Set-off following insolvency
When a trustee in insolvency (known in Dutch as a ‘curator’) is notified of a debt, he adds the details to the list of provisionally acknowledged creditors. As is common knowledge, the likelihood that you will then receive payment from the trustee is not particularly high. After all, the reason that the individual or company has been declared insolvent is because there is not enough money to go around.
The insolvent party’s debtors, on the other hand, are required by the trustee to satisfy (i.e. pay) their debts to the insolvent individual or company. The trustee is empowered to compel them to do so, if necessary by issuing court proceedings.

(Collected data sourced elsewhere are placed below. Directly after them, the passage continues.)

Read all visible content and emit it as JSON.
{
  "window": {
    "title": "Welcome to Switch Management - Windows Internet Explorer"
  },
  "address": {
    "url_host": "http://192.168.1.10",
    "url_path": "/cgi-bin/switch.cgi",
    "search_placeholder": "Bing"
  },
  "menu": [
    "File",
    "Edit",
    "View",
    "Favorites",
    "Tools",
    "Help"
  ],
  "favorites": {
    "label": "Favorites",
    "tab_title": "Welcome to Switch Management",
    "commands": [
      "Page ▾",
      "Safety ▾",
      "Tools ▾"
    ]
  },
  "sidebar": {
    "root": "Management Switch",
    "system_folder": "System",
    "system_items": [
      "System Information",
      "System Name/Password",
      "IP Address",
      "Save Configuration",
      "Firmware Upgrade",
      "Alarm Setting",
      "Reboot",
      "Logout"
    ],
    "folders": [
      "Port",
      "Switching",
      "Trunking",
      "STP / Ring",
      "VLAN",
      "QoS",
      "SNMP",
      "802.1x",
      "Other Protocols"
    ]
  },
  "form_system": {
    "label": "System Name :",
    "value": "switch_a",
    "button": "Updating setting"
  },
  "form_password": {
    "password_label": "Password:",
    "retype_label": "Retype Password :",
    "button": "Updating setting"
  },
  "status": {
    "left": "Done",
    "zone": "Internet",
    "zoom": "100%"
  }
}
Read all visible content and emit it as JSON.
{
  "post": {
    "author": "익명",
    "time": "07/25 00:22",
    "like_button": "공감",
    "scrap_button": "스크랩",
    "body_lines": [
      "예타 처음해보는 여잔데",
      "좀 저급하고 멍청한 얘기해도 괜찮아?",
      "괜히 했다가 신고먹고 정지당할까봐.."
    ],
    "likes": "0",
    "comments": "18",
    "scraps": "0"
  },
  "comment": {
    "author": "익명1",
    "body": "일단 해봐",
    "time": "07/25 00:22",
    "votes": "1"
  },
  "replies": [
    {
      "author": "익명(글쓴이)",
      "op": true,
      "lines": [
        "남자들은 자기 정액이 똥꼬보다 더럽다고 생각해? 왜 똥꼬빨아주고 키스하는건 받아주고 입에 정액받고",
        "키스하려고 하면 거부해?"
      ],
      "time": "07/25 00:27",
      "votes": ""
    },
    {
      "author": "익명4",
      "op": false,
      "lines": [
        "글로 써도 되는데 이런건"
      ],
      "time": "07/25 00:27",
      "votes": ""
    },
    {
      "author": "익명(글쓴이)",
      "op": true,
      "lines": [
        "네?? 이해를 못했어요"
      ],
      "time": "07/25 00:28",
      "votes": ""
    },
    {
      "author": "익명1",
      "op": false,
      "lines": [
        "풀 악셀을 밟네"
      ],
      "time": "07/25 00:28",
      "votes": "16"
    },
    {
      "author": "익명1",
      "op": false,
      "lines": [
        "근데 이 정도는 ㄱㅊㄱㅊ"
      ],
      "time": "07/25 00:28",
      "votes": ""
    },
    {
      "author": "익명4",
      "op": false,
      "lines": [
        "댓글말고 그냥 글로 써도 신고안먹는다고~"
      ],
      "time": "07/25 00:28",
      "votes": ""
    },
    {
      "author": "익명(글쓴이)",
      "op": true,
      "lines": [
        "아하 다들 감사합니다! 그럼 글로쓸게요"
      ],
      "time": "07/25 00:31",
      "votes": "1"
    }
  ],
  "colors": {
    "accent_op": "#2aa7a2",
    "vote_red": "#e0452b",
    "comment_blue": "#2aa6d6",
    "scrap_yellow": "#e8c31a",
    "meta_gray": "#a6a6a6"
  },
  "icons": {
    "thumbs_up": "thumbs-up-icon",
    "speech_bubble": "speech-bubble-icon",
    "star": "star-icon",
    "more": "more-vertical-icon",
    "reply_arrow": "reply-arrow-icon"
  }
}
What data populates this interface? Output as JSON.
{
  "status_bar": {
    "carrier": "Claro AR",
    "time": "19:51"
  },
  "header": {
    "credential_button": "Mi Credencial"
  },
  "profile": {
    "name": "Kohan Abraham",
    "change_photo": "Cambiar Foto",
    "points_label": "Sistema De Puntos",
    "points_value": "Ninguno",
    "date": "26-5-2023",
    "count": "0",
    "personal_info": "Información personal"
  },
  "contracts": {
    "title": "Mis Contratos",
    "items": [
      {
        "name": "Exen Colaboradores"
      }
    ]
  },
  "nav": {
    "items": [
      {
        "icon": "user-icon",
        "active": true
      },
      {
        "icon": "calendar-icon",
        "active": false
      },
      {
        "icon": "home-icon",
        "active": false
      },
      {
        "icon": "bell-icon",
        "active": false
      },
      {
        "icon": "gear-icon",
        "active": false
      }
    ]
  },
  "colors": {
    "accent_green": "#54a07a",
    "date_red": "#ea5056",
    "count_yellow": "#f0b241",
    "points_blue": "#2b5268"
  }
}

The fact that payments can be made to an insolvent entity but getting paid by that entity is unlikely makes set-off an interesting possibility. Cunning schemes developed to achieve payment by this method are not uncommon. The legislation therefore imposes some restrictions on such schemes.
Anyone who is owed money by a company that subsequently goes into insolvency but also has a debt to that company is entitled to set the two amounts off against one another, provided that both the amount due to him and the debt he owes date from before the insolvency and that set-off would also have been permitted had the insolvency not occurred.
If shortly before a company is declared insolvent someone takes over a debt owed to another by that company, in order to set this off against a debt that he owes to the insolvent company, then in theory this gives him the opportunity to earn a lot of money. After all, a debt owed by such a company can generally be purchased for a bargain price, as the other creditor will also be aware that the likelihood of payment being made at this stage is small. It is not the intention that parties should be able to profit from transactions of this kind. Consequently, Article 54 of the Dutch Insolvency Act provides that no debt owed to an insolvent company may be set off against a debt claim against the company taken over from another party prior to the company being declared insolvent if the party taking over the debt claim did not act in good faith.
A party is deemed not to have acted in good faith if he knew or should have known that insolvency would follow or at least was significantly influenced by this possibility. Obviously, it is not possible to set off debt claims taken over from other parties after a company has been declared insolvent either, as this would deprive the Insolvency Act of any effect.
A key exception is that debt claims against the insolvent entity arising after its insolvency can be set off against debts to the same insolvent entity dating from before the insolvency. For example, a landlord can set a deposit that he is required to repay to his insolvent tenant off against the rent due in respect of the notice period that the trustee has had to observe following insolvency pursuant to Article 39 of the Insolvency Act. This makes a difference as, although the trustee is obliged to pay the debt as a priority debt, he will only do so if the remaining assets in the insolvency actually cover the rent for the notice period. Very often this is not the case, so being able to set off against the deposit amount can be of significant benefit to the landlord.